The trio will either continue straight up the final, overhanging headwall, or clamber a thousand feet up the unstable, steep, snowy northeast ridge. “That’s always been the big question,” says Venables. “Can someone climb that technically with a combination of virtually no air to breathe and very cold temperatures?” Once at the top, the team will decide whether conditions are stable enough to rappel for three days off loops of rope webbing and fingers of ice, or whether they should walk down the safer, but slower, west spur.
The whole scheme is so unfathomable it raises the question, What the hell are they thinking? “This is what climbing is about,” insists Greg Child, well known for his climb of Gasherbrum IV in 1986, in which he pushed himself for two days, without water, to the summit. “It’s not about the 5,000th ascent of Everest.”

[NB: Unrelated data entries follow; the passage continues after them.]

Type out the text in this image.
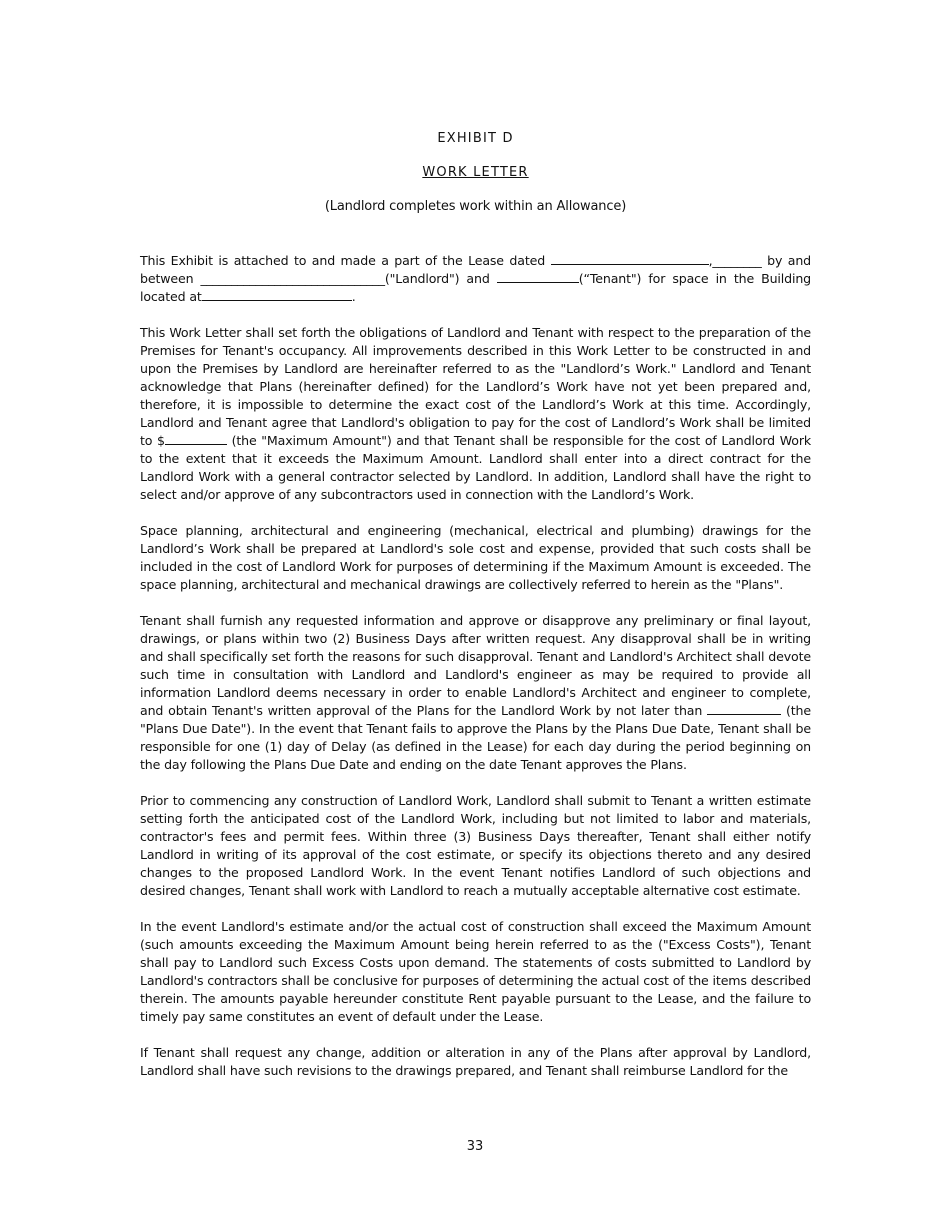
EXHIBIT D
WORK LETTER
(Landlord completes work within an Allowance)

This Exhibit is attached to and made a part of the Lease dated	,________ by and between ______________________________("Landlord") and	(“Tenant") for space in the Building located at	.

This Work Letter shall set forth the obligations of Landlord and Tenant with respect to the preparation of the Premises for Tenant's occupancy. All improvements described in this Work Letter to be constructed in and upon the Premises by Landlord are hereinafter referred to as the "Landlord’s Work." Landlord and Tenant acknowledge that Plans (hereinafter defined) for the Landlord’s Work have not yet been prepared and, therefore, it is impossible to determine the exact cost of the Landlord’s Work at this time. Accordingly, Landlord and Tenant agree that Landlord's obligation to pay for the cost of Landlord’s Work shall be limited to $	(the "Maximum Amount") and that Tenant shall be responsible for the cost of Landlord Work to the extent that it exceeds the Maximum Amount. Landlord shall enter into a direct contract for the Landlord Work with a general contractor selected by Landlord. In addition, Landlord shall have the right to select and/or approve of any subcontractors used in connection with the Landlord’s Work.

Space planning, architectural and engineering (mechanical, electrical and plumbing) drawings for the Landlord’s Work shall be prepared at Landlord's sole cost and expense, provided that such costs shall be included in the cost of Landlord Work for purposes of determining if the Maximum Amount is exceeded. The space planning, architectural and mechanical drawings are collectively referred to herein as the "Plans".

Tenant shall furnish any requested information and approve or disapprove any preliminary or final layout, drawings, or plans within two (2) Business Days after written request. Any disapproval shall be in writing and shall specifically set forth the reasons for such disapproval. Tenant and Landlord's Architect shall devote such time in consultation with Landlord and Landlord's engineer as may be required to provide all information Landlord deems necessary in order to enable Landlord's Architect and engineer to complete, and obtain Tenant's written approval of the Plans for the Landlord Work by not later than	(the "Plans Due Date"). In the event that Tenant fails to approve the Plans by the Plans Due Date, Tenant shall be responsible for one (1) day of Delay (as defined in the Lease) for each day during the period beginning on the day following the Plans Due Date and ending on the date Tenant approves the Plans.

Prior to commencing any construction of Landlord Work, Landlord shall submit to Tenant a written estimate setting forth the anticipated cost of the Landlord Work, including but not limited to labor and materials, contractor's fees and permit fees. Within three (3) Business Days thereafter, Tenant shall either notify Landlord in writing of its approval of the cost estimate, or specify its objections thereto and any desired changes to the proposed Landlord Work. In the event Tenant notifies Landlord of such objections and desired changes, Tenant shall work with Landlord to reach a mutually acceptable alternative cost estimate.

In the event Landlord's estimate and/or the actual cost of construction shall exceed the Maximum Amount (such amounts exceeding the Maximum Amount being herein referred to as the ("Excess Costs"), Tenant shall pay to Landlord such Excess Costs upon demand. The statements of costs submitted to Landlord by Landlord's contractors shall be conclusive for purposes of determining the actual cost of the items described therein. The amounts payable hereunder constitute Rent payable pursuant to the Lease, and the failure to timely pay same constitutes an event of default under the Lease.

If Tenant shall request any change, addition or alteration in any of the Plans after approval by Landlord, Landlord shall have such revisions to the drawings prepared, and Tenant shall reimburse Landlord for the

33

Ogden takes that question a little more personally. “Alpine climbing isn’t a pastime in our country,” he says. “Europeans are trained from childhood and they become national heroes. In America, psycho routes on huge mountains are considered a selfish endeavor.” So, the trio sees its climb as a bit of a crusade—to advance alpinism in this country beyond Everest-mania, to encourage new techniques, to inspire others to follow, and yes, to take their place in that small clique of Americans—such as John Roskelly, Mark Twight, Carlos Buhler, and Jeff Lowe—who have put up top-notch climbs in the Himalayas.
As for the risks, Synnott, for one, is adamant that the Wall of Shadows is not a “death route.” He argues that by spending less time on the mountain, they’ll encounter fewer avalanches and more tolerable weather. And while this climb epitomizes the predicament of the professional climber—trying to push the limits of the sport, follow an intensely felt calling, and come back alive—none on the team sees it as a do-or-die mission. If things go awry, they’ll retreat. Cutting-edge climb or not, they feel the old mountaineering adage holds true. When you go to the mountains you do three things: You come back alive, you come back friends, and you go to the top—in that order.